MINNEAPOLIS — A Minnesota District Court judge dismissed a multidistrict price-fixing lawsuit on Aug. 17 against meatpackers Cargill, JBS S.A., Swift Beef Co., National Beef Packing Co. and Tyson Foods Inc.

The meat processors faced allegations from beef producers who claimed the companies conspired to manipulate the price of fed cattle bought in the United States.

The class of ranchers who indirectly sold cattle to processors alleged that the companies violated the Sherman Act and the Packers and Stockyards Act. Allegedly, their conduct created a collapse in fed cattle prices in 2015, which subsequently caused a drop in prices of cattle.

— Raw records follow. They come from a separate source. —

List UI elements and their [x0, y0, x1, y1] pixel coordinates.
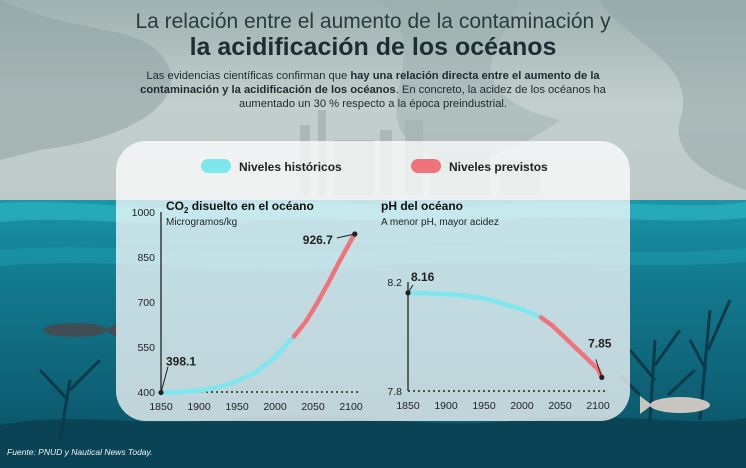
- title-line-1: La relación entre el aumento de la conta…: [135, 10, 611, 33]
- annotation-point: [599, 374, 605, 380]
- ph-plot: 7.8 8.2 1850 1900 1950 2000 2050 2100 8.16 7.85: [387, 270, 611, 412]
- x-tick-label: 2000: [263, 401, 287, 413]
- x-tick-label: 1950: [225, 401, 249, 413]
- co2-title-rest: disuelto en el océano: [188, 199, 313, 213]
- smoke-cloud: [380, 0, 560, 161]
- co2-y-axis-label: Microgramos/kg: [166, 217, 237, 228]
- x-tick-label: 2100: [339, 401, 363, 413]
- intro-part-2: . En concreto, la acidez de los océanos …: [238, 84, 606, 110]
- legend-swatch-historical: [201, 159, 231, 173]
- chart-card: [116, 141, 630, 421]
- x-tick-label: 1850: [149, 401, 173, 413]
- y-tick-label: 850: [137, 252, 155, 264]
- co2-chart-title: CO2 disuelto en el océano: [166, 199, 314, 215]
- annotation-label: 7.85: [588, 336, 612, 350]
- ph-chart-title: pH del océano: [381, 199, 463, 213]
- annotation-label: 926.7: [303, 233, 333, 247]
- seabed: [0, 415, 746, 468]
- y-tick-label: 1000: [132, 207, 156, 219]
- series-line-historical: [158, 334, 297, 395]
- x-tick-label: 1850: [396, 400, 420, 412]
- annotation-label: 8.16: [411, 270, 435, 284]
- x-tick-label: 2000: [510, 400, 534, 412]
- annotation-point: [352, 231, 358, 237]
- annotation-leader: [336, 233, 355, 239]
- intro-part-1: Las evidencias científicas confirman que: [146, 70, 351, 82]
- x-tick-label: 1950: [472, 400, 496, 412]
- x-tick-label: 2050: [548, 400, 572, 412]
- title-line-2: la acidificación de los océanos: [189, 33, 557, 61]
- co2-title-subscript: 2: [184, 206, 189, 215]
- legend-label-historical: Niveles históricos: [239, 160, 342, 174]
- x-tick-label: 2050: [301, 401, 325, 413]
- intro-text: Las evidencias científicas confirman que…: [125, 69, 621, 111]
- series-line-historical: [405, 290, 544, 320]
- annotation-leader: [595, 359, 603, 378]
- coral: [38, 299, 732, 441]
- series-line-projected: [538, 315, 605, 380]
- y-tick-label: 7.8: [387, 386, 402, 398]
- annotation-leader: [407, 284, 414, 294]
- y-tick-label: 8.2: [387, 277, 402, 289]
- co2-title-main: CO: [166, 199, 184, 213]
- fish: [43, 322, 710, 414]
- ph-chart-subtitle: A menor pH, mayor acidez: [381, 217, 499, 228]
- annotation-leader: [160, 366, 169, 393]
- x-tick-label: 1900: [434, 400, 458, 412]
- legend: Niveles históricos Niveles previstos: [201, 159, 548, 174]
- legend-label-projected: Niveles previstos: [449, 160, 548, 174]
- y-tick-label: 550: [137, 342, 155, 354]
- source-note: Fuente: PNUD y Nautical News Today.: [7, 447, 153, 457]
- legend-swatch-projected: [411, 159, 441, 173]
- annotation-label: 398.1: [166, 355, 196, 369]
- co2-plot: 400 550 700 850 1000 1850 1900 1950 2000 2050 2100…: [132, 207, 363, 413]
- x-tick-label: 1900: [187, 401, 211, 413]
- x-tick-label: 2100: [586, 400, 610, 412]
- intro-bold: hay una relación directa entre el aument…: [140, 70, 600, 96]
- y-tick-label: 700: [137, 297, 155, 309]
- y-tick-label: 400: [137, 387, 155, 399]
- smoke-cloud: [600, 0, 746, 190]
- series-line-projected: [291, 231, 358, 339]
- smoke-cloud: [0, 0, 172, 160]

Judge John R. Tunheim dismissed the case because the “plaintiffs failed to establish antitrust standing.” According to the court documents, the ranchers did not adequately explain the causal connection between manipulating fed cattle prices and lower cow-calf prices. With many stages in the beef supply chain, the judge did not think causation could be clearly attributed.

“Moreover, there is a significant lag between when plaintiffs sell calves and when defendants purchase the cattle, which the court finds weighs against standing in this case,” Tunheim said.

The court is currently declining beef producers the ability to amend their complaint. The producers must write to the court outlining the basis for amendments if they wish to pursue the suit.